Functions

Functions

You have been using functions in your programs already. int(), str() and raw_input() are each functions that we have used. These functions are special functions specific to Python but there really isn't anything special about them other than that they come with the language. We will learn how to create our own functions.

Functions (also known as methods or subroutines), like many things in programming come from math. If you can remember your Algebra class where you learned about the famous function f() as in f(x) = 2x + 3 you will likely be able to understand programming functions as well. In Algebra you may remember that functions accept inputs and produce outputs. The functions you are familiar with most likely created some kind of line or curve. The function that I referenced above will create a curved line (parabola). As we substitute various values for x, the function will output different results. Lets look at a table of some possible input values and the outputs:

x f(x)
-3 -3
-1 1
0 3
1 5
3 9

Notice that the function f() doesn't really care what anyone else calls the value going in to the function. It simply renames it to x once it gets the value. For example, lets say we had a variable called secret_number and we set the value to 5 and then pass secret_number to f(). The function f() doesn't care that we called that number secret_number because it immediately renamed the value to x at the beginning of the function. This is because of something we call scope (we will talk a lot more about scope in the next topic).

How can I make functions?

You can make your own functions by following a few rules:

  1. begin your function declaration with the def keyword
  2. give your function a name (names must conform to the same standards as variables)
  3. place parentheses next to the function name
  4. list the functions parameters (like we see in our f(x) function). If your function does not need arguments then you indicate this by having empty parentheses: def function_name():
  5. add a colon at the end of your signature (this indicates that we are beginning a block)
  6. indent the body of your function
  7. return any values that the caller might need using a return statement
  8. separate parameters to your function and any return values with commas

    def function_name(parameter1, parameter2):
     print 'do something in the function body'
     return 'any values', 'you need'
    

Its important to remember that this is just a function declaration. We haven't actually called the function yet. You have already been calling functions so you are familiar with how this works. If I were to call the function above I would simply invoke it by saying its name and passing in what it is asking for:

function_name('arg1', 'arg2').

Try creating a power function that accepts a number and a power to raise that number to and returns the answer!

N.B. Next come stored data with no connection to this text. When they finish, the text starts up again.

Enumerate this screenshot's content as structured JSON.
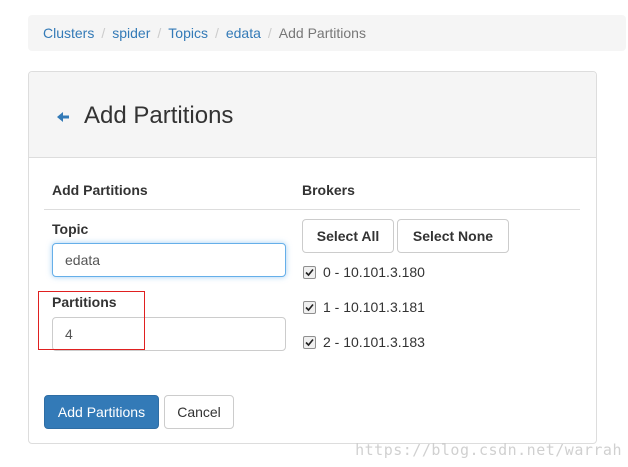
{
  "breadcrumb": {
    "items": [
      "Clusters",
      "spider",
      "Topics",
      "edata"
    ],
    "active": "Add Partitions",
    "separator": "/"
  },
  "panel": {
    "title": "Add Partitions",
    "back_icon": "arrow-left-icon"
  },
  "form": {
    "left_header": "Add Partitions",
    "right_header": "Brokers",
    "topic_label": "Topic",
    "topic_value": "edata",
    "partitions_label": "Partitions",
    "partitions_value": "4"
  },
  "brokers": {
    "select_all_label": "Select All",
    "select_none_label": "Select None",
    "items": [
      {
        "label": "0 - 10.101.3.180",
        "checked": true
      },
      {
        "label": "1 - 10.101.3.181",
        "checked": true
      },
      {
        "label": "2 - 10.101.3.183",
        "checked": true
      }
    ]
  },
  "actions": {
    "submit_label": "Add Partitions",
    "cancel_label": "Cancel"
  },
  "watermark": "https://blog.csdn.net/warrah",
  "colors": {
    "link": "#337ab7",
    "primary": "#337ab7",
    "highlight": "#e02020"
  }
}
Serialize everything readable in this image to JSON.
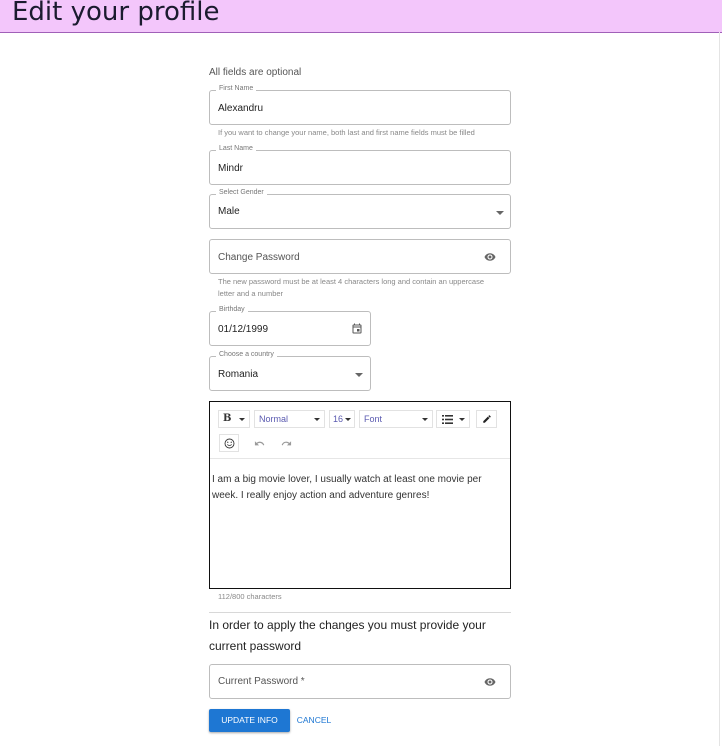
{
  "header": {
    "title": "Edit your profile"
  },
  "form": {
    "optional_note": "All fields are optional",
    "first_name": {
      "label": "First Name",
      "value": "Alexandru",
      "helper": "If you want to change your name, both last and first name fields must be filled"
    },
    "last_name": {
      "label": "Last Name",
      "value": "Mindr"
    },
    "gender": {
      "label": "Select Gender",
      "value": "Male"
    },
    "password": {
      "placeholder": "Change Password",
      "helper_line1": "The new password must be at least 4 characters long and contain an uppercase",
      "helper_line2": "letter and a number"
    },
    "birthday": {
      "label": "Birthday",
      "value": "01/12/1999"
    },
    "country": {
      "label": "Choose a country",
      "value": "Romania"
    }
  },
  "editor": {
    "toolbar": {
      "bold": "B",
      "block_style": "Normal",
      "font_size": "16",
      "font_family": "Font"
    },
    "content": "I am a big movie lover, I usually watch at least one movie per week. I really enjoy action and adventure genres!",
    "char_count": "112/800 characters"
  },
  "confirm": {
    "notice": "In order to apply the changes you must provide your current password",
    "current_password_placeholder": "Current Password *"
  },
  "actions": {
    "update": "UPDATE INFO",
    "cancel": "CANCEL"
  },
  "icons": {
    "password_visibility": "eye-icon",
    "birthday_picker": "calendar-icon",
    "select_caret": "caret-down-icon",
    "list": "list-icon",
    "pen": "pen-icon",
    "emoji": "emoji-icon",
    "undo": "undo-icon",
    "redo": "redo-icon"
  },
  "colors": {
    "header_bg": "#f3c6fb",
    "primary": "#1e77d3",
    "toolbar_accent": "#5a5ab0"
  }
}
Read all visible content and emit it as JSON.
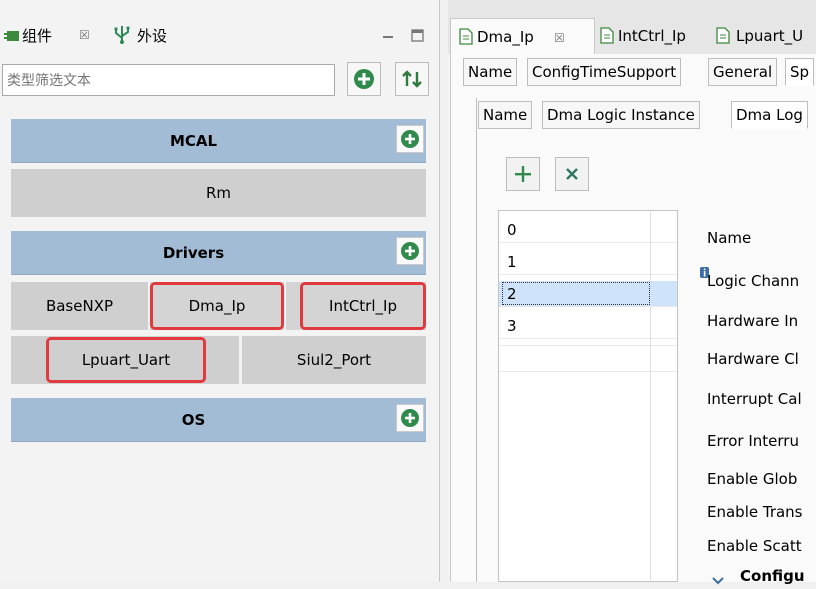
{
  "left_panel": {
    "tabs": [
      {
        "label": "组件",
        "close": "☒"
      },
      {
        "label": "外设"
      }
    ],
    "filter": {
      "placeholder": "类型筛选文本"
    },
    "categories": [
      {
        "title": "MCAL",
        "components": [
          "Rm"
        ]
      },
      {
        "title": "Drivers",
        "components": [
          "BaseNXP",
          "Dma_Ip",
          "IntCtrl_Ip",
          "Lpuart_Uart",
          "Siul2_Port"
        ]
      },
      {
        "title": "OS",
        "components": []
      }
    ]
  },
  "editor": {
    "tabs": [
      {
        "label": "Dma_Ip",
        "close": "☒"
      },
      {
        "label": "IntCtrl_Ip"
      },
      {
        "label": "Lpuart_U"
      }
    ],
    "subtabs": [
      "Name",
      "ConfigTimeSupport",
      "General",
      "Sp"
    ],
    "inner_tabs": [
      "Name",
      "Dma Logic Instance",
      "Dma Log"
    ],
    "list_items": [
      "0",
      "1",
      "2",
      "3"
    ],
    "selected_index": 2,
    "properties": [
      "Name",
      "Logic Chann",
      "Hardware In",
      "Hardware Cl",
      "Interrupt Cal",
      "Error Interru",
      "Enable Glob",
      "Enable Trans",
      "Enable Scatt"
    ],
    "section": "Configu"
  },
  "colors": {
    "category_bg": "#a3bcd6",
    "component_bg": "#cfcfcf",
    "highlight_border": "#e0393e",
    "plus_icon": "#2f8a4b"
  }
}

Why should I make functions?

Functions are one of the central aspects to programming languages. They help us to separate code into its separate pieces instead of cobbling together massive scripts that are difficult to understand. So far our programs have been simple but you might be able to imagine that if we tried to write a complex program in that style that we have used so far that our file would be really big and not very organized. A function should do one thing which should be obvious from its name. A function called add() should simply add things. It should not also subtract things and then launch missiles. This is a poor way to design programs.

Functions also make it possible to avoid code duplication. If you ever find yourself copying code from one place to another, you should stop immediately and write a function that you could call from many places. This will make your code clearer and cleaner.